United states

Juneteenth is a US holiday, but not a holiday in most states

“It’s something black people deserve, and it’s like we almost had to prove ourselves to get them to agree,” said Anthony Nolan, a spokesman for the Connecticut state where lawmakers argued hours earlier this year before passing legislation. to finance the holiday.

June thirteen marks the events of June 19, 1865, when Gordon Granger, a general of the Union, arrived in Galveston, Texas, to inform enslaved African Americans of their freedom after the end of the Civil War.

The day has been celebrated by black Americans since the late 1800s. Although all 50 states have recognized the Juneteenth by accepting a proclamation celebrating it, its full acceptance as an American holiday is yet to take root.

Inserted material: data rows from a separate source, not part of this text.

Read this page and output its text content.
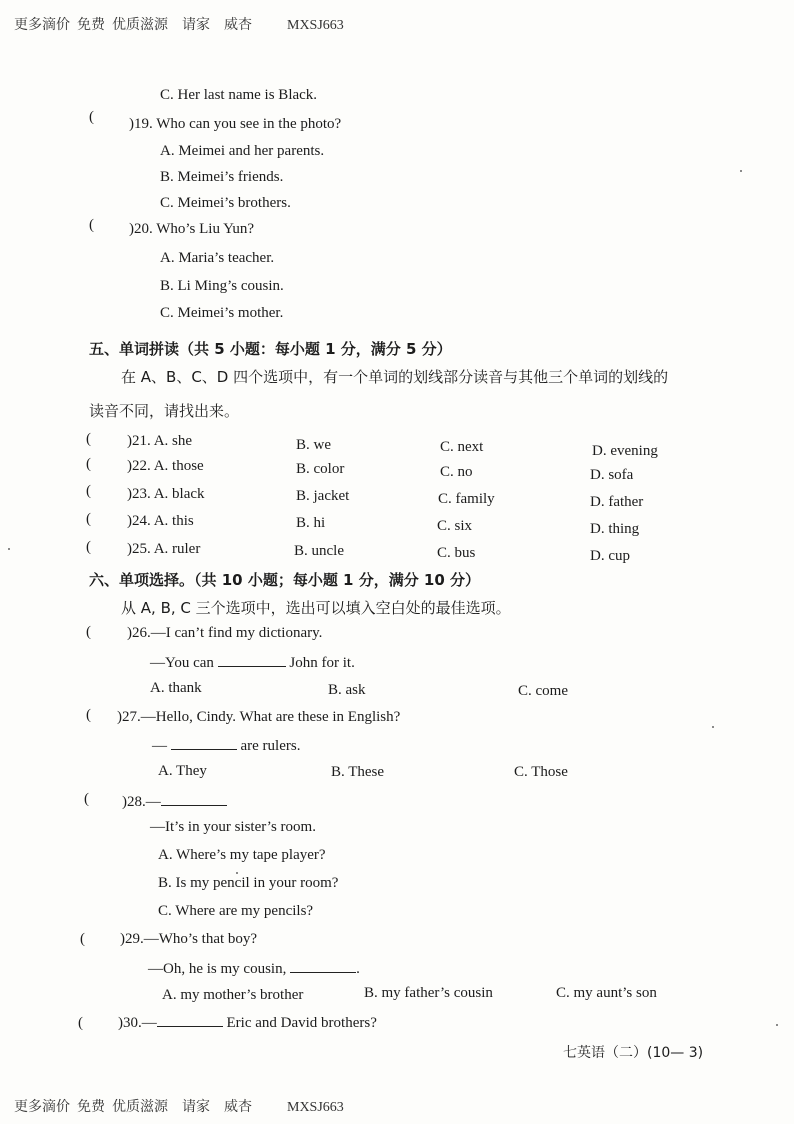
更多滴价  免费  优质滋源    请家    威杏          MXSJ663
更多滴价  免费  优质滋源    请家    威杏          MXSJ663
C. Her last name is Black.
( )19. Who can you see in the photo?
A. Meimei and her parents.
B. Meimei’s friends.
C. Meimei’s brothers.
( )20. Who’s Liu Yun?
A. Maria’s teacher.
B. Li Ming’s cousin.
C. Meimei’s mother.
五、单词拼读（共 5 小题：每小题 1 分，满分 5 分）
在 A、B、C、D 四个选项中，有一个单词的划线部分读音与其他三个单词的划线的
读音不同，请找出来。
( )21. A. she	B. we	C. next	D. evening
( )22. A. those	B. color	C. no	D. sofa
( )23. A. black	B. jacket	C. family	D. father
( )24. A. this	B. hi	C. six	D. thing
( )25. A. ruler	B. uncle	C. bus	D. cup
六、单项选择。（共 10 小题；每小题 1 分，满分 10 分）
从 A, B, C 三个选项中，选出可以填入空白处的最佳选项。
( )26.—I can’t find my dictionary.
—You can	John for it.
A. thank	B. ask	C. come
( )27.—Hello, Cindy. What are these in English?
—	are rulers.
A. They	B. These	C. Those
( )28.—
—It’s in your sister’s room.
A. Where’s my tape player?
B. Is my pencil in your room?
C. Where are my pencils?
( )29.—Who’s that boy?
—Oh, he is my cousin,	.
A. my mother’s brother	B. my father’s cousin	C. my aunt’s son
( )30.—	Eric and David brothers?
七英语（二）(10— 3)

In Tennessee, Gov. Bill Lee, a Republican, said civil servants should have a day off and spend more than $ 690,000 in the annual budget to cover the overtime costs of each employee who worked on June 16.

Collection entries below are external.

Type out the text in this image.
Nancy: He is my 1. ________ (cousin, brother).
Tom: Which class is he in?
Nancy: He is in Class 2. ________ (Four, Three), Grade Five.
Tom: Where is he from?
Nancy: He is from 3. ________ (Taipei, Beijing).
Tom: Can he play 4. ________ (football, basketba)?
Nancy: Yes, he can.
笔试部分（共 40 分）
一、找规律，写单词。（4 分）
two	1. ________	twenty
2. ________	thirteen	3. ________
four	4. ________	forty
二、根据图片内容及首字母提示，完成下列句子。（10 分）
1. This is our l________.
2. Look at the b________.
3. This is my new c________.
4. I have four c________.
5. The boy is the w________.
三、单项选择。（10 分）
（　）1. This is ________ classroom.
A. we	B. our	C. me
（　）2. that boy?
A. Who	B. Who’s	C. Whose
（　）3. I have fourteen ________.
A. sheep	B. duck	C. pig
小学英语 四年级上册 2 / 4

But when the bill came up for discussion during a committee hearing in February, Sen. Joey Hensley, a Republican, said he had spoken to more than 100 voters about the holiday. Only two knew what it was, he said.

“I just think putting the cart in front of the horse to make a holiday that people don’t know about,” Senator Hensley said during the hearing. “We have to educate people first and then celebrate, if we have to.”

The bill left the committee, but was removed from the legislative calendar later that month.

Resistance from some lawmakers recalls the tensions caused by efforts to make the birthday of the Rev. Dr. Martin Luther King Jr. a paid holiday across the country.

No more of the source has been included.